A realização dos dois encontros permitiu que a temática fosse trabalhada com diferentes grupos de estudantes e evitou que a discussão se restringisse a uma ação isolada.
Quando diferentes áreas constroem juntas
Além da temática abordada, a experiência evidencia outra dimensão importante do trabalho desenvolvido dentro de uma instituição educacional: a capacidade de articulação entre diferentes setores, núcleos, profissionais e áreas de conhecimento.
A mobilização do GENI em torno do Agosto Lilás encontrou no SEAV uma resposta construída a partir das competências e possibilidades do setor. A proposta, por sua vez, ganhou amplitude com a colaboração docente, o apoio do NEABI e do próprio GENI, a participação da gestão e a contribuição de uma convidada externa.

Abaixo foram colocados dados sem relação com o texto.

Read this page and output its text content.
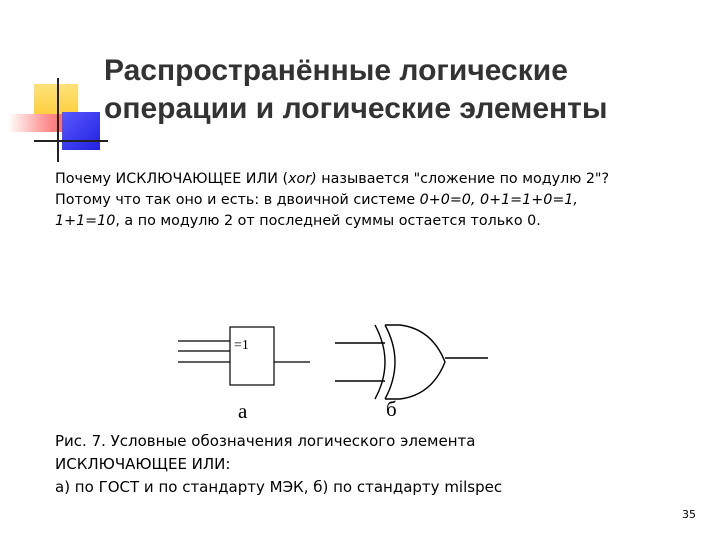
Распространённые логические
операции и логические элементы
Почему ИСКЛЮЧАЮЩЕЕ ИЛИ (xor) называется "сложение по модулю 2"?
Потому что так оно и есть: в двоичной системе 0+0=0, 0+1=1+0=1,
1+1=10, а по модулю 2 от последней суммы остается только 0.
=1
а	б
Рис. 7. Условные обозначения логического элемента
ИСКЛЮЧАЮЩЕЕ ИЛИ:
а) по ГОСТ и по стандарту МЭК, б) по стандарту milspec
35
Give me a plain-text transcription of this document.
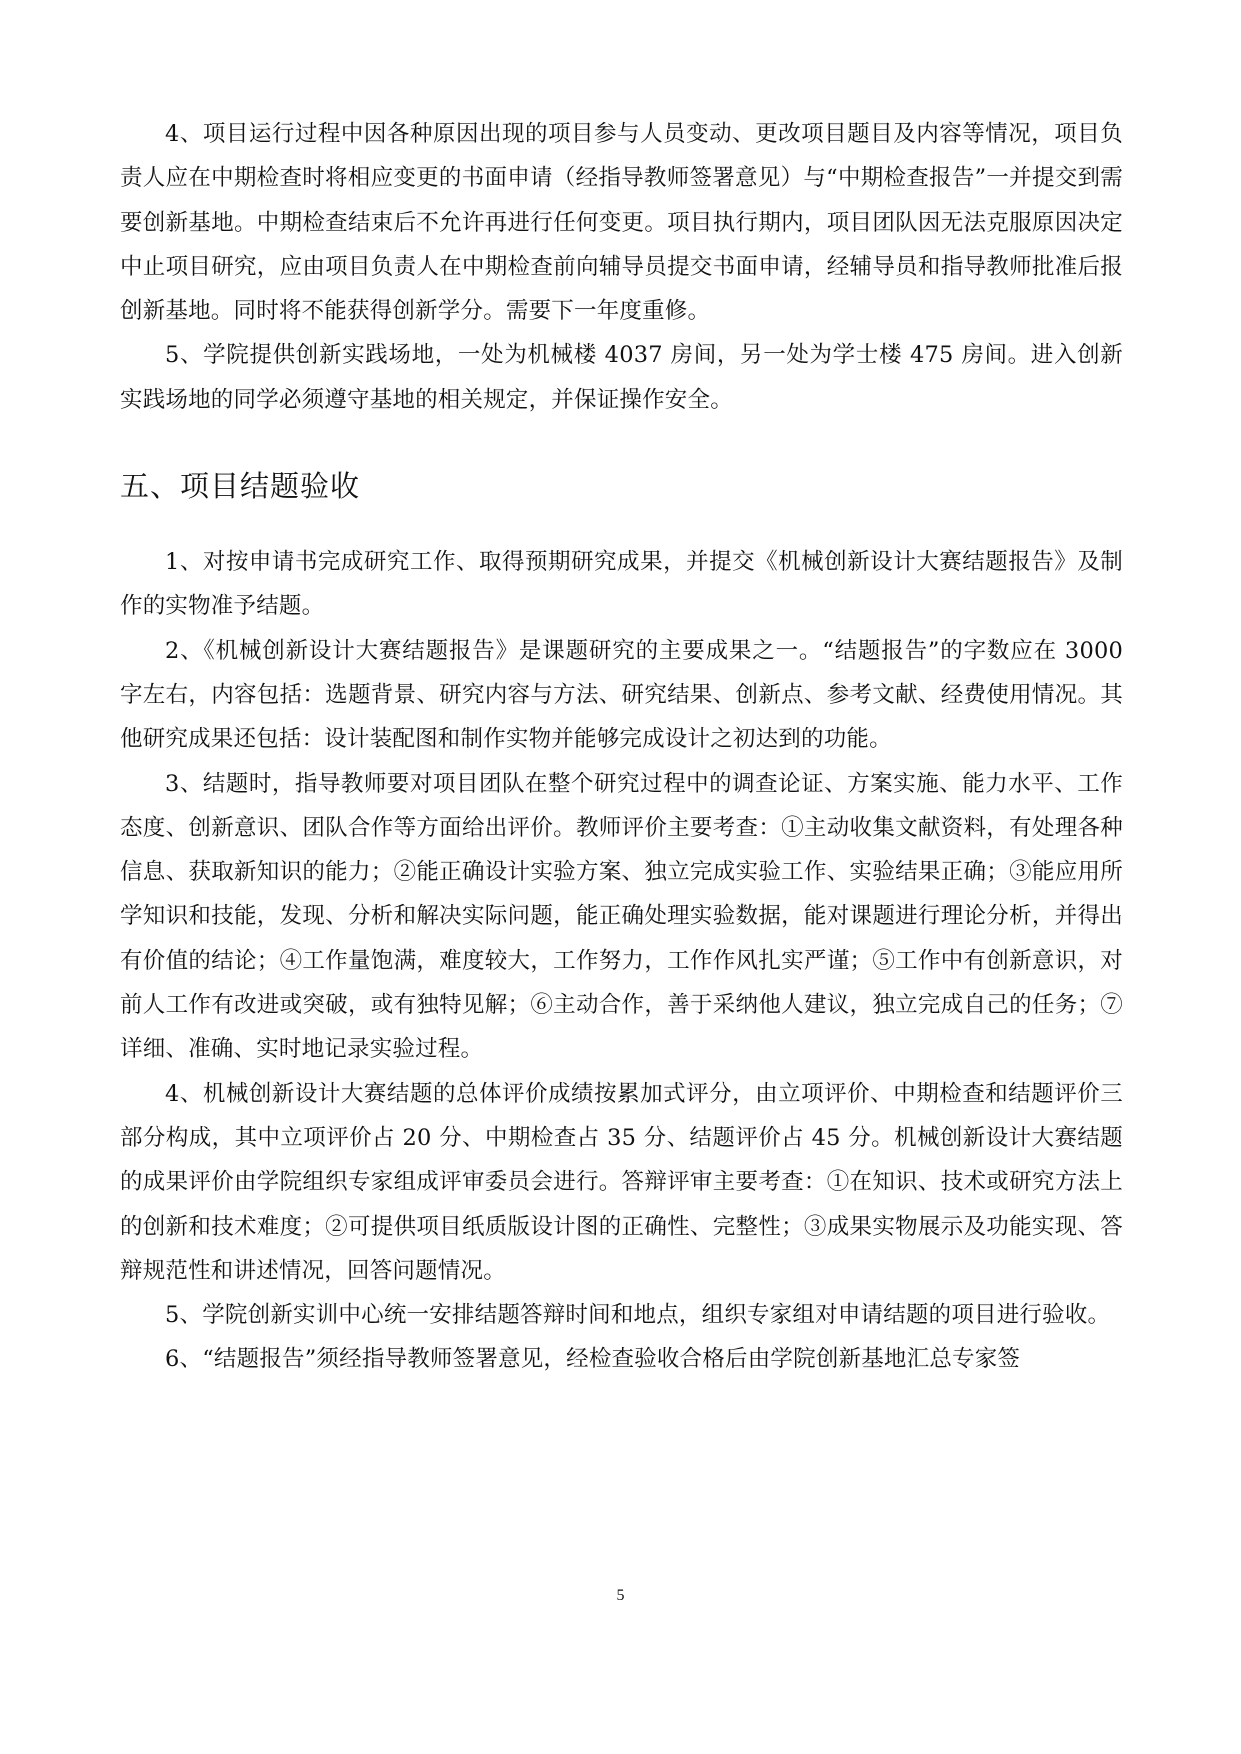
4、项目运行过程中因各种原因出现的项目参与人员变动、更改项目题目及内容等情况，项目负责人应在中期检查时将相应变更的书面申请（经指导教师签署意见）与“中期检查报告”一并提交到需要创新基地。中期检查结束后不允许再进行任何变更。项目执行期内，项目团队因无法克服原因决定中止项目研究，应由项目负责人在中期检查前向辅导员提交书面申请，经辅导员和指导教师批准后报创新基地。同时将不能获得创新学分。需要下一年度重修。

5、学院提供创新实践场地，一处为机械楼 4037 房间，另一处为学士楼 475 房间。进入创新实践场地的同学必须遵守基地的相关规定，并保证操作安全。

五、项目结题验收

1、对按申请书完成研究工作、取得预期研究成果，并提交《机械创新设计大赛结题报告》及制作的实物准予结题。

2、《机械创新设计大赛结题报告》是课题研究的主要成果之一。“结题报告”的字数应在 3000 字左右，内容包括：选题背景、研究内容与方法、研究结果、创新点、参考文献、经费使用情况。其他研究成果还包括：设计装配图和制作实物并能够完成设计之初达到的功能。

3、结题时，指导教师要对项目团队在整个研究过程中的调查论证、方案实施、能力水平、工作态度、创新意识、团队合作等方面给出评价。教师评价主要考查：①主动收集文献资料，有处理各种信息、获取新知识的能力；②能正确设计实验方案、独立完成实验工作、实验结果正确；③能应用所学知识和技能，发现、分析和解决实际问题，能正确处理实验数据，能对课题进行理论分析，并得出有价值的结论；④工作量饱满，难度较大，工作努力，工作作风扎实严谨；⑤工作中有创新意识，对前人工作有改进或突破，或有独特见解；⑥主动合作，善于采纳他人建议，独立完成自己的任务；⑦详细、准确、实时地记录实验过程。

4、机械创新设计大赛结题的总体评价成绩按累加式评分，由立项评价、中期检查和结题评价三部分构成，其中立项评价占 20 分、中期检查占 35 分、结题评价占 45 分。机械创新设计大赛结题的成果评价由学院组织专家组成评审委员会进行。答辩评审主要考查：①在知识、技术或研究方法上的创新和技术难度；②可提供项目纸质版设计图的正确性、完整性；③成果实物展示及功能实现、答辩规范性和讲述情况，回答问题情况。

5、学院创新实训中心统一安排结题答辩时间和地点，组织专家组对申请结题的项目进行验收。

6、“结题报告”须经指导教师签署意见，经检查验收合格后由学院创新基地汇总专家签

5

Essa dinâmica demonstra como demandas institucionais podem gerar respostas criativas quando diferentes áreas deixam de atuar de maneira compartimentada e passam a estabelecer pontos de convergência.
Não se trata de apagar as especificidades de cada setor ou núcleo. Ao contrário: é justamente a diversidade de competências que torna a atuação conjunta mais rica.
Quando o conhecimento pedagógico encontra a linguagem audiovisual; quando núcleos temáticos contribuem com suas experiências; quando a gestão oferece condições institucionais e quando agentes externos são incorporados ao diálogo, uma atividade inicialmente setorial pode assumir uma dimensão formativa mais ampla.
Um diálogo que não termina com a atividade
A realização do Diálogos do Agosto Lilás deixa, assim, uma experiência que ultrapassa os dois encontros promovidos no Campus Teixeira de Freitas.
Ao responder à mobilização institucional em torno do Agosto Lilás com uma proposta construída a partir do audiovisual, o SEAV explorou uma dimensão importante dessa linguagem dentro do espaço educacional: sua capacidade de mobilizar pessoas e produzir ambientes de reflexão.
Para o IF Baiano, experiências dessa natureza também reafirmam a importância de uma formação que dialogue com questões concretas da sociedade e reconheça que diferentes espaços e profissionais da instituição podem contribuir para o processo educativo.
O encerramento das atividades, portanto, não significa necessariamente o encerramento do diálogo.
Quando estudantes deixam uma atividade levando consigo novas perguntas, revendo determinadas percepções ou conversando sobre aquilo que viram e ouviram, a experiência educativa continua acontecendo para além daquele espaço.
No Agosto Lilás, falar sobre violência contra as mulheres é contribuir para romper silêncios. Criar espaços para assistir, escutar, questionar e dialogar é também uma forma de enfrentá-la.
Para além da proposta do SEAV foram desenvolvidas outras atividades pelo GENI como o recreio musical onde foram veiculadas músicas com o tema, e será promovida no próximo dia 26/08 às uma formação para os servidores com o título Gênero e Raça em Educação na biblioteca do Campus.